Het CSM (een afkorting die oorspronkelijk stond voor Consultatie Seksueel Misbruik, maar sinds deze week voor Centrum Seksualiteit MEE Noord) bestaat inmiddels twintig jaar. Ooit is het opgericht als meldpunt. Doel was om zicht te krijgen op hoe vaak seksueel misbruik en seksueel grensoverschrijdend gedrag voorkwamen bij mensen met een beperking en op basis daarvan te bepalen hoe daarop gereageerd moest worden. Inmiddels wordt CSM ook ingeschakeld als het gaat om aandacht voor positieve seksuele beleving. Judith Bouwman: ‘Inmiddels weten we dat er heel veel kleuren op het palet zitten. Seksueel grensoverschrijdend gedrag ontstaat bijvoorbeeld niet altijd negatief of vanuit een slechte intentie. Mensen zonder beperking moeten leren, ontwikkelen en ervaren. Dat wens je mensen met een beperking ook toe en daarin bewegen wij nu mee.’
Wees open over seksualiteit
Bouwman vindt het van belang dat sociaal professionals aandacht hebben voor seksualiteit. ‘Ik vind dat educatie en voorlichting over het thema en je actief inzetten, betekent dat je als professional, maar ook als organisatie, een visie hebt. Je cliënten hebben er recht op dat het onderwerp besproken wordt. Ze moeten weten wat seksualiteit is en wat bepaalde acties voor gevolgen kunnen hebben. Als je daar als professional open en transparant over bent, kun je veel beter aansluiten en beter horen en zien welke beleving je cliënt heeft.’ En als je die aansluiting kunt vinden, kun je volgens Bouwman ook sneller problemen tackelen en eventueel grensoverschrijdend gedrag voorkomen.

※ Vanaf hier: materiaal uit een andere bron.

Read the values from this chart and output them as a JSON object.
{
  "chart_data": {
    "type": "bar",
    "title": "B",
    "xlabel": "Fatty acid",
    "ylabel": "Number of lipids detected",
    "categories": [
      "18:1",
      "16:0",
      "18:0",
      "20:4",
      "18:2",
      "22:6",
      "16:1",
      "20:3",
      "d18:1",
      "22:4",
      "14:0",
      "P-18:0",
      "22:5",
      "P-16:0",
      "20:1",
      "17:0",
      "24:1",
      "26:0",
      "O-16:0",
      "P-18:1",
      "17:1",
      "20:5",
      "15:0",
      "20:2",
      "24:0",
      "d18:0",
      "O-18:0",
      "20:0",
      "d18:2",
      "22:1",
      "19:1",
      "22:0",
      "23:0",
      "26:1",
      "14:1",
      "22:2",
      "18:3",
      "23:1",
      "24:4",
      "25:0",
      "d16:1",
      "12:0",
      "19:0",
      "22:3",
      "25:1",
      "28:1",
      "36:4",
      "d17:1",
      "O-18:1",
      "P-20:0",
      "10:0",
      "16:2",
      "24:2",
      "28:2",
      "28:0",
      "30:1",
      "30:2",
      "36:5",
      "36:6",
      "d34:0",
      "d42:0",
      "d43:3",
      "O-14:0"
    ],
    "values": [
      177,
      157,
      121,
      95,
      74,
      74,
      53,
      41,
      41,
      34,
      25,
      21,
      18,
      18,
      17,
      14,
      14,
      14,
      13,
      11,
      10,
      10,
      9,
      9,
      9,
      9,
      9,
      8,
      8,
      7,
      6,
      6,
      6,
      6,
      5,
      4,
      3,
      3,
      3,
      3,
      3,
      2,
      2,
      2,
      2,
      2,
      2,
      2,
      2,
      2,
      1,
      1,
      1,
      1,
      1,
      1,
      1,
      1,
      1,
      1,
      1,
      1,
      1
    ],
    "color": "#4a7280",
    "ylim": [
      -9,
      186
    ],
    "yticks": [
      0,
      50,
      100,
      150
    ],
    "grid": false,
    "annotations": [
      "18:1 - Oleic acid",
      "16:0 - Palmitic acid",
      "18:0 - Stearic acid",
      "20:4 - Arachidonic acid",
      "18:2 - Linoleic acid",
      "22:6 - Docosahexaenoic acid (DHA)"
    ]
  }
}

Leer zelf ook over seksualiteit te praten
Maar het is makkelijker gezegd dan gedaan. Want ook Bouwman weet dat er bij professionals soms verlegenheid is om over het thema te praten. In verschillende sectoren, zoals de gehandicaptenzorg en de jeugdzorg, is vaak sprake van een taboe rond dit thema. ‘Het is van belang dat professionals zelf leren praten over hun eigen seksualiteit. Want je kunt wel willen dat je cliënt jou dingen vertelt, maar als jij dat zelf ook niet kunt, mag je dat misschien wel niet van ze vragen. Denk dus ook na over je eigen grenzen. Wat heb jij nodig om over seksualiteit te praten? En hoe kun je dit vertalen naar wat je cliënten nodig hebben?’
Verzin geen excuses
Natuurlijk heeft iedereen grenzen. Dat betekent dat je als professional dus ook best mag passen als een cliënt met jou over seksualiteit wil praten. Het is alleen wel van belang dat je die cliënt dan verwijst naar een collega waarvan je weet dat hij of zij het gesprek wél met die cliënt kan voeren. Overigens is dit volgens Bouwman geen vrijbrief voor een professional om het onderwerp altijd te mogen ontwijken. ‘In principe moet elke professional met het onderwerp om kunnen gaan. Maar natuurlijk kan er een moment zijn dat je het even niet kunt. Bijvoorbeeld als je privéleven overhoop ligt en je je daarom niet goed kunt focussen op je werk. Doe dan recht aan jezelf en de cliënt en geef het stokje door aan een collega. Maar waak ervoor dat je niet altijd een excuus verzint om het onderwerp uit de weg te gaan.’
Wie is de schuldige?
Het belang van praten over seksualiteit is volgens Bouwman groot. Niet alleen omdat cliënten recht hebben op voorlichting en seks iets heel normaals is, maar ook omdat je het misschien juist groter maakt als je er niet over praat. ‘Stel bijvoorbeeld dat er een incident plaatsvindt tussen twee cliënten en je de schuld bij één van hen legt. Kan je dat wel zomaar doen? Als hij of zij vanuit onwetendheid handelt en het gaat mis, moet je eigenlijk jezelf de spiegel voorhouden. De cliënt is immers van jou afhankelijk. Dus ga eerst na of er weleens met ze over seksuele gevoelens gesproken is. En of je wel weet wat de individuele behoeftes, verlangens en grenzen van de cliënt zijn?’
Kennis over seks
Bouwman concludeert dat het dus van belang is dat professionals zich er bewust van zijn dat seksualiteit een thema is. Dat ze beseffen dat hierover spreken van belang is en dat er keuzes gemaakt worden. ‘Organisaties moeten een visie hebben op het thema seksualiteit en professionals moeten kennis hebben van het onderwerp. Net zoals ze kennis moeten hebben van de doelgroep en bepaalde stoornissen, moeten ze ook weten wat gezond seksueel gedrag is, wat afwijkend is en waarom dat zo is en hoe je met eventueel afwijkend gedrag omgaat.’